On each corner of the piece outside the sun cross, four blue benevolent spirits trying to flee from the scene of chaos are shackled and chained by malevolent red spirits attempting to annihilate the blue sun cross. Accompanying the armies of blue benevolent warriors are butterfly-like creatures that represent the human psyche or the soul. All of the blue entities are crying out of sadness. By contrast, the red malevolent warriors are accompanied by spiky draconian almost wyvern like creatures that serve as distortions and aberrant versions of their original blue counterparts. All the red entities are filled with anger and hatred. Under this context, “The Devouring of the Heart-Tree” depicts peoples’ gradual  collective self-destruction by their own hatred and anger at the world and at themselves. Beyond the Nordic symbolism and the sun cross motif, the meaning of the galactic spiral is extremely significant in regards to this piece. Scattered within the sun cross and around the tree-like red spirits are spiraling apple-like fruits hanging from their boughs, which represent the Biblical fruit of temptation that first brought humanity into a spiral of despair and disaster. The blue spiral in the lower half of the heart at the center of the cross is actually a spiral galaxy, representing the vast cosmic expanse present within the human heart, which is directly being threatened from the outside. The black spirals present on the foreheads and bodies of the red entities represent spirals of corruption and anger, while the clear transparent spirals present on the wings of the blue butterflies represent spirals of enlightenment and wisdom.

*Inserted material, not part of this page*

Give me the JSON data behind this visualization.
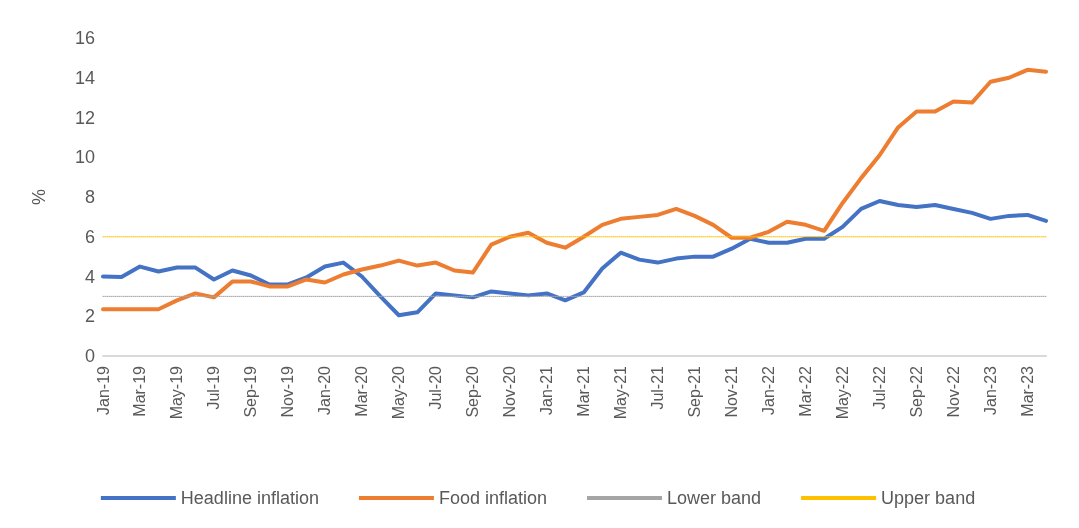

Both “Rebellion Against the Beast” and “The Devouring of the Heart-Tree” emphasize as a common motif the duality between freedom and oppressive constraint, order vs. chaos, and good vs. evil. Both art pieces also contain both Biblical allusions as well as Buddhist and Hindu elements, uniting the religious differences between the doctrines of the West and the East (yet another dual concept). With both pieces, I seek to express a personal, mystical, quasi-religious, artistic, and almost mythopoeic view of the human psyche and the human heart as opposed to one that is rigorously scientific according to the principles of Anti-Psychorationalism.